Continuação da publicação de excertos da epopeia marítima, do meu amigo, Comandante da Marinha Mercante, Jorge Manuel Correia Tomé. A sua atividade estendeu-se desde os anos 40 aos anos 80, do século passado.
UM CHEFE DE MÁQUINAS RUSSO, QUE CONHECI EM 1955
Estando no navio COPSTAR, em 1955, conheci um russo, que era então chefe de máquinas desse navio, arvorando bandeira da Costa Rica, que eu comandava, e que por termos convivido bastante, me contou a sua longa história, que não quero deixar de recordar, como me foi contada por ele próprio.

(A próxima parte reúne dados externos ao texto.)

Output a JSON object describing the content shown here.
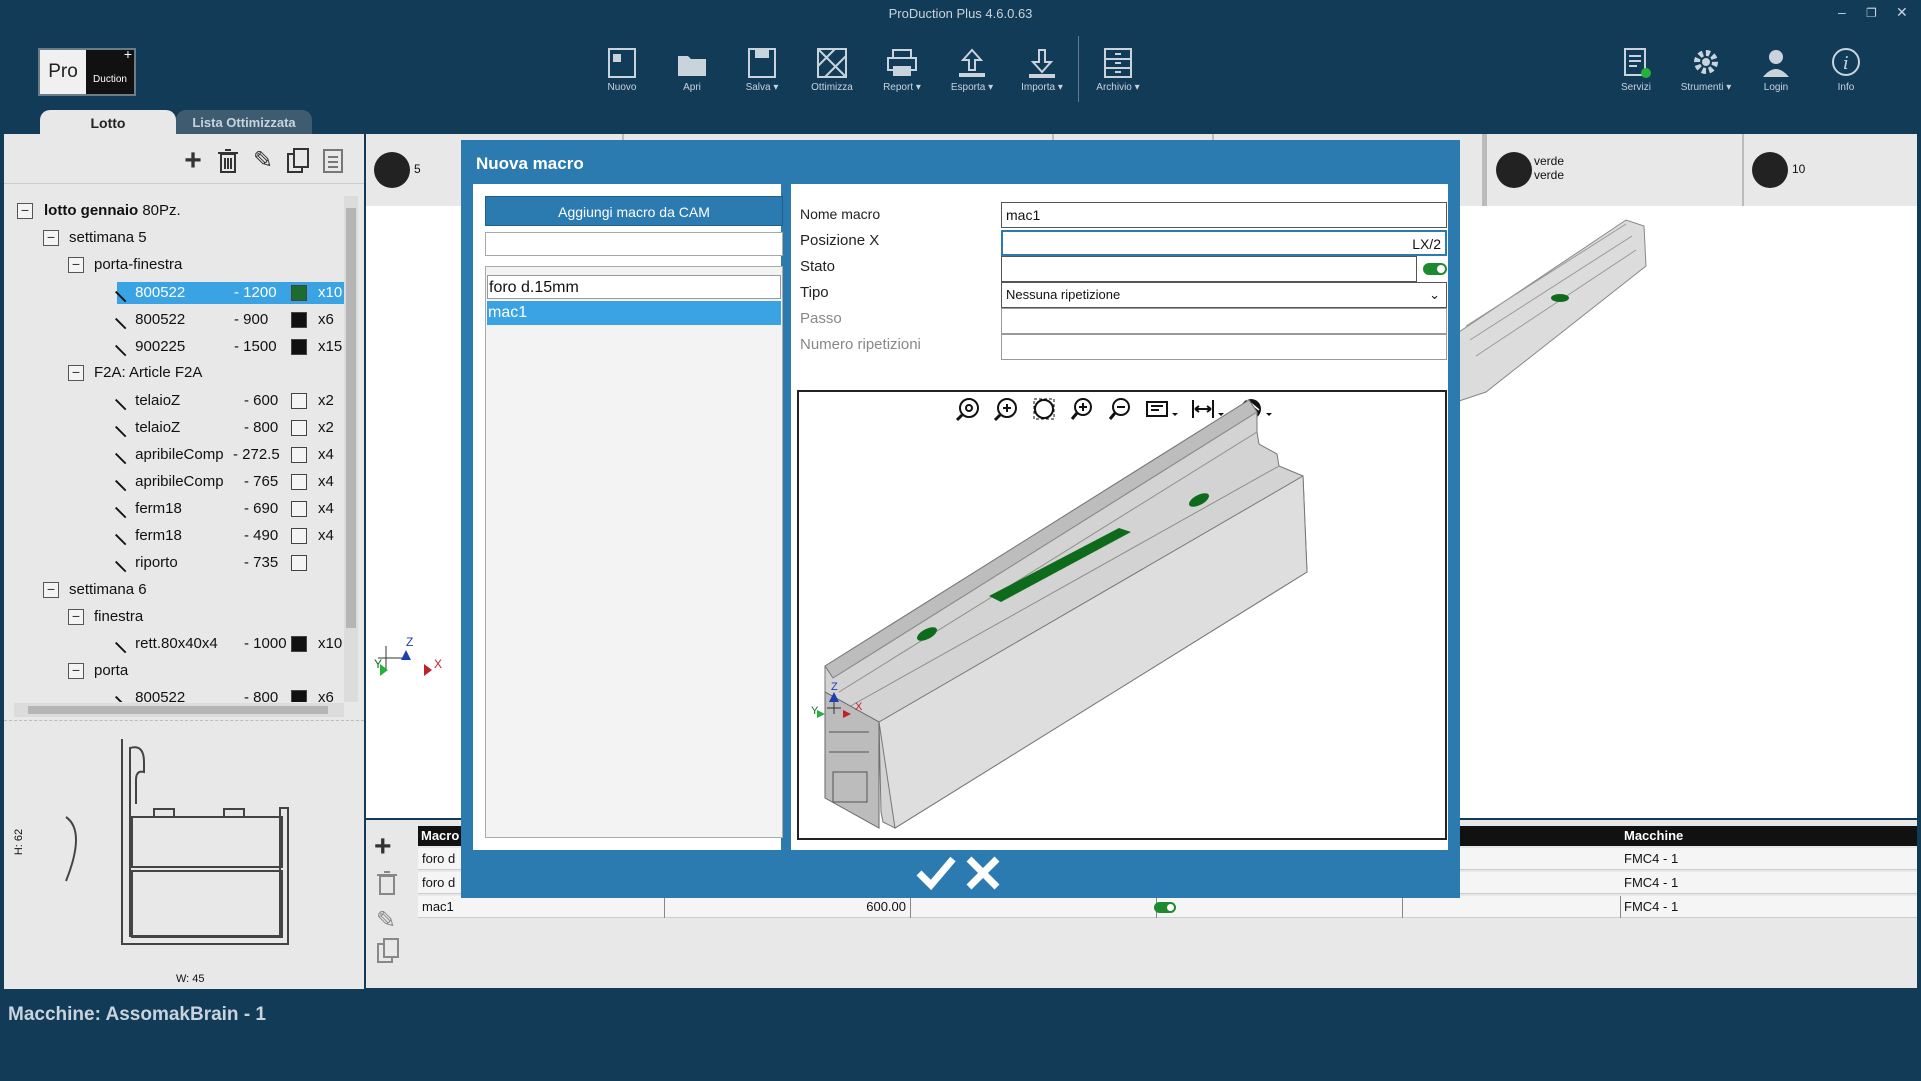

Era filho de um Engenheiro das linhas do comboio Trans-Siberiano, que muitas vezes fazia a viagem de um extremo a outro da linha siberiana, acompanhado pela esposa. Eram pessoas de boas posses, tendo portanto este meu amigo, estudado na Rússia, e mais tarde, após a morte dos pais, com a revolução russa, conseguido fugir da sua terra, estabelecendo residência em França, onde a guerra de 1939-45, o foi apanhar, mas logo que os alemães aí chegaram, foi levado para um campo de concentração situado na Alemanha.



Após uma permanência mais ou menos longa, um belo dia, ou talvez noite, conseguiu fugir, porque havia então pessoal militar, que voluntariamente eram feitos prisioneiros, com a finalidade de transmitir planos previamente estabelecidos a fim de facilitar a fuga do pessoal prisioneiro mantido nos campos de concentração alemães.
Para não ser descoberto pelos cães da polícia militar que o perseguiam, passou um riacho, para despistar o faro dos cães, conseguindo apanhar boleia num comboio militar, viajando escondido sobre o rodado do mesmo comboio durante longos dias, acompanhado por um ou outro ex-prisioneiro, mas logo que o comboio parava, eram colocadas sentinelas a cada lado do comboio, mas de comida, nada conseguiam, até que uma bela noite, a fome obrigou o nosso amigo russo, a deixar o companheiro, esperar que a sentinela mais próxima se afastasse um pouco, arriscando a sua sorte, esgueirando-se do comboio, dirigindo-se em direcção a uma única luz que via, e que por estar situada já na Holanda ocupada, país que não devolvia aos alemães os prisioneiros que se encontravam foragidos, como acontecia na Bélgica ocupada. lá lhe deram alguma comida, porque dadas as provações por que até então passara, ao chegar a essa luz e bater à porta, havia caído desfalecido.
Para não ser capturado pelos militares alemães, que então ocupavam a Holanda, as pessoas que o acolheram, levaram o fugitivo, escondendo-o na pocilga, vivendo ele escondido na companhia do porco, para disfarçar pelo acto de lhe darem comida.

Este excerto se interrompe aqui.